Nato a Milano in zona Porta Vittoria, sin da bambino piccolo si trasferisce in zona Lorenteggio a causa di un trasferimento di lavoro della madre (che lavorava nel sociale; frequenta le scuole elementari di via Massaua (il suo maestro apparirà poi in un suo racconto col nome fittizio di Terulli; molto attaccato alla vita del quartiere cresce tra i bulli e i bar della zona, da piazza Tripoli al Giambellino, da Lorenteggio a Piazza Bolivar, frequentando assiduamente locali e discoteche dell'area.
È autore di molti romanzi in bilico tra noir e grottesco, molti dei quali incentrati sulla figura di Lazzaro Santandrea, suo alter ego e protagonista di bizzarre avventure nella Milano contemporanea. La sua peculiare prosa, contraddistinta da un uso del linguaggio originale e dissacrante, ha attirato l'attenzione della critica, che lo ha definito uno scrittore "post-moderno". Viene citato da Aldo Nove in Superwoobinda, insieme ad altri scrittori facenti parte del gruppo letterario Cannibali, titolo di cui anche Pinketts si è fregiato, anche per aver partecipato all'antologia di racconti Gioventù cannibale.
Nel 1987 ha recitato nel film Via Montenapoleone con la regia di Carlo Vanzina, interpretando il ruolo di un giornalista collaboratore di Luca Barbareschi.
Nel 2004 ha scritto per il teatro il musical Orco Loco, interpretato da Francesco Baccini. Pinketts è stato pugile, fotomodello (nel 1986 è testimonial per una campagna pubblicitaria per Armani e svolge anche il ruolo di opinionista in trasmissioni televisive. Nel 2006 partecipa alla prima edizione del reality La pupa e il secchione in veste di giurato, sostituendo per due puntate Vittorio Sgarbi allontanato dal programma a causa di un alterco con Alessandra Mussolini. Dal dicembre 2008 al luglio 2014 scrive per la versione italiana di Playboy.
Nel 2006 ha interpretato se stesso nel cortometraggio Zerozero diretto dal regista Andrea W. Castellanza, in cui battaglia a colpi di penna con uno dei suoi personaggi.
Nel gennaio 2011 è stato inviato, al fianco di Daniele Bossari, Marco Berry e Melissa P., nella quarta edizione del programma Mistero in onda su Italia 1, condotto da Raz Degan. Anche nel 2012 continua la collaborazione con la trasmissione Mistero, dove con lui sono ancora presenti Berry, Bossari e la new entry Jane Alexander. È ospite e premiatore, dall'edizione 2013, della rassegna letteraria "Scrivi l'amore-Premio Mario Berrino", promossa dal comune di Ispra.
I suoi libri sono tradotti in diversi Paesi.
Anche malato non aveva mai smesso di lavorare e sopratutto di vivere, come ricorda il suo agente Enzo D’Elia: "da pochi giorni aveva consegnato a Mondadori l’ultimo libro, un testo sulla violenza alle donne dal titolo, come sempre, funambolico: E dopo tanta notte, strizzati le occhiaie".
Si è spento il 20 dicembre 2018 all'età di 57 anni dopo aver lottato per un anno contro un tumore alla gola.

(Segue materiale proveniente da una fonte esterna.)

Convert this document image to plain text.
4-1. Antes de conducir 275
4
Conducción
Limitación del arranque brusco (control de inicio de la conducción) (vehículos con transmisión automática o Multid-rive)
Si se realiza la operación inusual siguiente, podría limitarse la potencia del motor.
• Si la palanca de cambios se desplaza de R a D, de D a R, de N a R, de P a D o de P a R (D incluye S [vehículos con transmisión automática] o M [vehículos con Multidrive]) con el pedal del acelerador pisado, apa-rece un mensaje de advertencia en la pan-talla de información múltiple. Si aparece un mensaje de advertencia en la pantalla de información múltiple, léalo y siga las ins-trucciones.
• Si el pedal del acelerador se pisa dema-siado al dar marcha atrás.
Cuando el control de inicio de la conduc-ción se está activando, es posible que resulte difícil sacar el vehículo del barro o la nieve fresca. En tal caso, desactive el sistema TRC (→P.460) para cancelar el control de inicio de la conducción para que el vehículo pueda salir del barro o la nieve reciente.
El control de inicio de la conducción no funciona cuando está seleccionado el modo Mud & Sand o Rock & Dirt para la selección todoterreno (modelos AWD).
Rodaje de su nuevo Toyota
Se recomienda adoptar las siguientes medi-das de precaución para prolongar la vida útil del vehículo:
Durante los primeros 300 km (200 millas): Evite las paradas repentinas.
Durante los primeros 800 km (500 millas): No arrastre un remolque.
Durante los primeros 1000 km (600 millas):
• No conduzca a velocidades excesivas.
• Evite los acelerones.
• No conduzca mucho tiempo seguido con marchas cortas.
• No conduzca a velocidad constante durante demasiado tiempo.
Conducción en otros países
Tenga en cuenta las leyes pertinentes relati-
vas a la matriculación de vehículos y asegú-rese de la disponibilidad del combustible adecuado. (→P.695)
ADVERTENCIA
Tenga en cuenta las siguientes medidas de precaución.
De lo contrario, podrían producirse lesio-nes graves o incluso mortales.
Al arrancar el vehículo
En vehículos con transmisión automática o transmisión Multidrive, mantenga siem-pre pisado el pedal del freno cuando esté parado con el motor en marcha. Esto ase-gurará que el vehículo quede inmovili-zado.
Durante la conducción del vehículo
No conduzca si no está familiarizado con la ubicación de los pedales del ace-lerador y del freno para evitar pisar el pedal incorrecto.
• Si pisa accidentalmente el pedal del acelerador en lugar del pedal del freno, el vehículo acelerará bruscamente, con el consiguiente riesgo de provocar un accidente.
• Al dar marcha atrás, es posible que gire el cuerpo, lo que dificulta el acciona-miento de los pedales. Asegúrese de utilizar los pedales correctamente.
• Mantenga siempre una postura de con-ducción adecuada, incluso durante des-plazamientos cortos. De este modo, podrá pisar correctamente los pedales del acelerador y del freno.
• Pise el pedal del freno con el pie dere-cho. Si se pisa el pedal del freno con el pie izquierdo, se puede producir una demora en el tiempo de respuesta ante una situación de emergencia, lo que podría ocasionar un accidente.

"Non so sciare, non so giocare a tennis, nuoto così così, ma ho il "senso della frase". Il senso della frase è Privilegio poiché, se lo possiedi, permette a una tua bugia di essere, se non creduta, almeno apprezzata. Nel caso poi, una volta tanto, tu ti decida a dire la verità, quella vera, quella che puzza perché non si lava con gli eufemismi, quella brutta perché non si ritocca né si abbellisce con la chirurgia estetica del ricordo, nel caso tu dica la verità, la verità pelosa, la verità arrapata, se possiedi il senso della frase la verità avrà l'aspetto un po' puttanesco eppure di classe di una bella menzogna.
Il senso della frase è il sesso della frase, il suono della frase, il significato della frase. Il senso della frase battezza la frase, la estremizza e anche se la degrada col turpiloquio, la promuove comunque rendendola, alla fin fine, definitiva. Il senso della frase è il punto di arrivo del concetto espresso quando la frase è ancora nell'utero. È il punto di non ritorno. Un "punto e basta". Un punto esclamativo ma, soprattutto, 666 punti esclamativi.
Diabolico senso della frase, io ti possiedo e ti amo. Fiato alle trombe di Eustachio, rimbombino le tube di Fallopio. Così è e così è stato.
Non so se si nasca con il senso della frase. Di sicuro ci si muore".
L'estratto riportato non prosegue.